Swansea Council is testing cladding in seven of its 11 tower blocks as a safety precaution in the wake of the Grenfell Tower fire, it has emerged.
The Welsh Government has urged councils to conduct fire safety tests on cladding if they want to.
UK ministers have ordered social landlords in England to test tower block cladding.
A total of 75 buildings in England had failed fire safety tests since the request was made.
The Welsh Government said last Friday that it was urging social landlords to have samples of cladding tested.
Following that development, BBC Wales has asked Welsh Government how many blocks are being tested, have now been tested, where those blocks are, and whether the Welsh Government was compelling councils to get cladding tested.

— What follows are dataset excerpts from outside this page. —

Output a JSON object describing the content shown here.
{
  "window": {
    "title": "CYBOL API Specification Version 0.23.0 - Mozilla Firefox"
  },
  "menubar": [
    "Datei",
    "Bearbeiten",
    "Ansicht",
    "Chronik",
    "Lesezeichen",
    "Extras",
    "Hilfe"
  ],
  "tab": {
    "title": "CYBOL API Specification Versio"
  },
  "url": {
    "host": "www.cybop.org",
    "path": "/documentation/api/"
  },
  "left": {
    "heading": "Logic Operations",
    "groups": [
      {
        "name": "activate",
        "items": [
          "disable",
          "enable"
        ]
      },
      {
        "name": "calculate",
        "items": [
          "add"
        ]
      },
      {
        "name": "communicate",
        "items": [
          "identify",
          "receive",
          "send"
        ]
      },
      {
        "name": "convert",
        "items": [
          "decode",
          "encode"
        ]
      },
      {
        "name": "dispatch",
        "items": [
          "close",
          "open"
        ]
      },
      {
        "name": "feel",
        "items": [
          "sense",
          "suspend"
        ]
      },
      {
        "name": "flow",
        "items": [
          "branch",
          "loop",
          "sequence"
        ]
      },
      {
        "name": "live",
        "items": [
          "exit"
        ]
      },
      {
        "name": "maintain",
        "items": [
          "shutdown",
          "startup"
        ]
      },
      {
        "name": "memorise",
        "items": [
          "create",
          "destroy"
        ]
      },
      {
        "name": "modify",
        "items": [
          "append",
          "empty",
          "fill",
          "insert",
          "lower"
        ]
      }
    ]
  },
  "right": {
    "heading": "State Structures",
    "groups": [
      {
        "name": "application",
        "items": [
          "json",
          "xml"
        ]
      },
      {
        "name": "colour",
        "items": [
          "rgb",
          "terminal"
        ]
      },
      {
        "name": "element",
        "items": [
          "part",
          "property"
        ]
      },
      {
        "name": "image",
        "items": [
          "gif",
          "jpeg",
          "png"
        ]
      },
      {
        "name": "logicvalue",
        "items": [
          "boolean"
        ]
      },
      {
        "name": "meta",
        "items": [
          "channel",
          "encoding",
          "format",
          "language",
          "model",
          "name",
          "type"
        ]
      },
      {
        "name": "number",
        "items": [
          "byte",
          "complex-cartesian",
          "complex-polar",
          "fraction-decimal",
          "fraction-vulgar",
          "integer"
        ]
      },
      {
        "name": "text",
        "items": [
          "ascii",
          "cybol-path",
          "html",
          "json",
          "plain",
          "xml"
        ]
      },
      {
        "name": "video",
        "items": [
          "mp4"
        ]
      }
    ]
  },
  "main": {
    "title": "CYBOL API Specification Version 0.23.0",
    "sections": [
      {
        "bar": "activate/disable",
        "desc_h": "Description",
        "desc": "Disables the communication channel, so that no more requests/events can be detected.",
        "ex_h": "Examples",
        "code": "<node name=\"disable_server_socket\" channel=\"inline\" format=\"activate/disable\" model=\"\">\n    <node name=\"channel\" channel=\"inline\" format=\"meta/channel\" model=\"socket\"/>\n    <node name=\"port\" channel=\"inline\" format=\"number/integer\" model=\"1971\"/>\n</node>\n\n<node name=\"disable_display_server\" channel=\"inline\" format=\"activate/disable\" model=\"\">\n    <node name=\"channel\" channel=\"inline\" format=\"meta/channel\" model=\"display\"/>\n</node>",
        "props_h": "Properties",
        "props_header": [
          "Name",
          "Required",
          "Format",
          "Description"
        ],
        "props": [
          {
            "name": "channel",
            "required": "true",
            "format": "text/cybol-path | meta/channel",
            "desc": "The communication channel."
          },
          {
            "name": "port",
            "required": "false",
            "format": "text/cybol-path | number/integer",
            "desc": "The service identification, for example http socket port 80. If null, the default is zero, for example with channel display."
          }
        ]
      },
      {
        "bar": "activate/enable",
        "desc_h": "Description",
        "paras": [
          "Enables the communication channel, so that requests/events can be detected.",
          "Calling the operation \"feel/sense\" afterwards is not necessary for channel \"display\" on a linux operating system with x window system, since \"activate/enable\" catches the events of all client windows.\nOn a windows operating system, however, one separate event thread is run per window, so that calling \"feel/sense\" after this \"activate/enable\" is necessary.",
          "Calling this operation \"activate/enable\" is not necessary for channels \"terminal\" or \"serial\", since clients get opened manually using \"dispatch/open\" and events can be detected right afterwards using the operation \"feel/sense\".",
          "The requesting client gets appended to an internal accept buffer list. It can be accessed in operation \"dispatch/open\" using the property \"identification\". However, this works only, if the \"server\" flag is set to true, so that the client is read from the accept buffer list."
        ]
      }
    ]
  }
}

A response from the Welsh Government suggested that the request was voluntary – in contrast with England.
The UK Government’s Communities Secretary Sajid Javid has ordered councils across England to test cladding if it is made of Aluminium Composite Material (ACM) – although Welsh Government says the type of cladding used in the Grenfell Tower was not present in any Welsh social housing stock.
A Welsh Government spokeswoman said: “The Cabinet Secretary [for communities, Carl Sargeant] has urged local authorities who want to test cladding to do so.
“Swansea Council has decided to test cladding from seven of its 11 tower blocks as a precautionary measure in order to provide further reassurance to tenants, and awaits the results.”
Wales has 36 blocks of flats of seven or more storeys that are used for social housing.
Nine tower blocks in Wales over ten storeys are run by housing associations.
Community Housing Cymru, which represents the housing association sector in Wales, said Welsh Government has recommended that all cladding is tested.
Welsh Government offered housing associations the opportunity and support for testing last Friday at the same centre where the procedure is taking place in England – the Building Research Establishment.
‘Encouraging to test’
Stuart Ropke, chief executive of CHC, said: “It is difficult to imagine the impact that the horrific fire in Grenfell Tower has had on residents and the loved ones of those who lost their lives.
“CHC is working with members to ensure that every step is being taken to prevent anything similar happening in Wales and to reassure tenants.
“We have been working very closely with our members and Welsh Government to gather information on our members’ stock.
“We can confirm that no tower block owned by a Welsh housing association has been fitted with the type of cladding used in Grenfell Tower.
“We are also encouraging members to use the Welsh Government’s testing service for all tower block cladding to ensure that it passes fire safety tests.”
Cardiff council, which has nine high-rise blocks of which several were over-clad in the 1990s, is currently using an independent contractor to conduct a survey.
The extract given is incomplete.